Problem C can be solved using a simple preorder traversal, with only an adjacency list as extra memory. Essentially:

dfs(current, current_kill, &min_kill):
   if current has 0 child:
        min_kill = min(current_kill, min_kill);
   else if current has 1 child:
        min_kill = min(current_kill+1, min_kill);
   else:
        dfs(current.left, current_kill+2, min_kill);
        dfs(current.right, current_kill+2, min_kill); 

If the current node has no children, then the infection has reached it's end, and the current killed node count can be compared to the global min_kill count.

If the current node has one child, it can be stopped by pruning that one child. This ends the infection, and increases the kill count by 1 extra, so we compare current_kill+1 instead.

If the current node has 2 children, we will try pruning each child. This causes the child to die, and the other node to be infected, so dfs is called again with current_kill+2.

This strategy will explore every path that the infection can take and store the minimum killed nodes in a single variable.

I tried the approach of Manhattan distance and rotating technique for problem D.Many people have solved this problem by DP. Can any one please explain your DP appraoch?

Thank you in advance for helping.

n0sk1ll, How to prove the solution for B?

Is there rigorous proof for question D?

I have some questions about the solution to problem A. What if I have taken all the characters in string A but there is still more than k characters in string B?

For problem E, there exists easier way to check if graph is connected.

Repeat $$$log$$$ $$$max$$$ $$$a_i$$$ times following :

• If $$$a_0$$$ $$$\text &$$$ $$$a_i>0$$$ set $$$a_0$$$ to $$$a_0|a_i$$$

Finally if there exists some $$$a_i$$$ that $$$a_i$$$ $$$\text&$$$ $$$a_0=0$$$ then graph is disconnected.

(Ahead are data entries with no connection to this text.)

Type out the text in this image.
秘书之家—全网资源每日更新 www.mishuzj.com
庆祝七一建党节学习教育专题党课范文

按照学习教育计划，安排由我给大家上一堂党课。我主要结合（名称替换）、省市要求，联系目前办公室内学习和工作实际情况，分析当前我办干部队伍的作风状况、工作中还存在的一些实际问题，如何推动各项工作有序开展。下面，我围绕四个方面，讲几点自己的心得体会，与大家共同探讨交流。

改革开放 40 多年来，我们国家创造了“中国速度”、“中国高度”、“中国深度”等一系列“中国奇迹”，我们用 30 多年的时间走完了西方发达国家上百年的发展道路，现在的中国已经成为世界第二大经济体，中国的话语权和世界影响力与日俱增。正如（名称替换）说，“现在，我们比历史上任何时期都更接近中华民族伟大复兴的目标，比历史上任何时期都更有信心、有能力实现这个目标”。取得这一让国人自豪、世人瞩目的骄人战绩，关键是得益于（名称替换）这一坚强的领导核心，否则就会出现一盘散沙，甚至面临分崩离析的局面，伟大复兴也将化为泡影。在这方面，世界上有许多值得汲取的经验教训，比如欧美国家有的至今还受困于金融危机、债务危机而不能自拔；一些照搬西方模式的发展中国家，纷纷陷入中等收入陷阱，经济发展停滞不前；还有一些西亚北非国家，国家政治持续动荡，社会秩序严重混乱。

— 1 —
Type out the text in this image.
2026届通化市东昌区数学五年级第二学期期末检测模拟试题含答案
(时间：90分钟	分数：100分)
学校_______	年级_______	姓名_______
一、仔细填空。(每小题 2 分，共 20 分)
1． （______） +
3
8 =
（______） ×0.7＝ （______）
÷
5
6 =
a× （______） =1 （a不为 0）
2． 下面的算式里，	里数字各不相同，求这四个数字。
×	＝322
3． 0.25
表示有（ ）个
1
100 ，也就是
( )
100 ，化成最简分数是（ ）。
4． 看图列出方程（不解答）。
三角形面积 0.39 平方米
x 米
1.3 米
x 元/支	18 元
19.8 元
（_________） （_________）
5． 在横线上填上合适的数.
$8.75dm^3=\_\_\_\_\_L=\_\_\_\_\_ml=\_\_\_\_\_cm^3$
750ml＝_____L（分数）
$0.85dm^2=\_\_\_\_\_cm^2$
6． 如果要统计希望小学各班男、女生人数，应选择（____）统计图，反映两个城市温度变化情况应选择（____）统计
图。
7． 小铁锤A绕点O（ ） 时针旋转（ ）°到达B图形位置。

In problem E, the check for connectivity can be done in $$$O(n \log{max(b_i)})$$$ in another way too:

Construct bipartite graph with one set of nodes corresponding to elements of the array, and one set of nodes corresponding to bits, edge exists between element $$$i$$$ and bit $$$x$$$ if $$$x$$$'th bit is set in $$$a_i$$$. Finally, just check this constructed graph.

In D you can just rotate co-ordinates in 45 Degress that makes stuff really easy

Testcases for A are weak. https://codeforces.com/contest/1689/submission/238293004 In this submission the output for 1 2 1 2 ab a The output of code-aa Actual output-a I'm not sure if the testcases can be changed now but just noticed the error so thought I should comment it.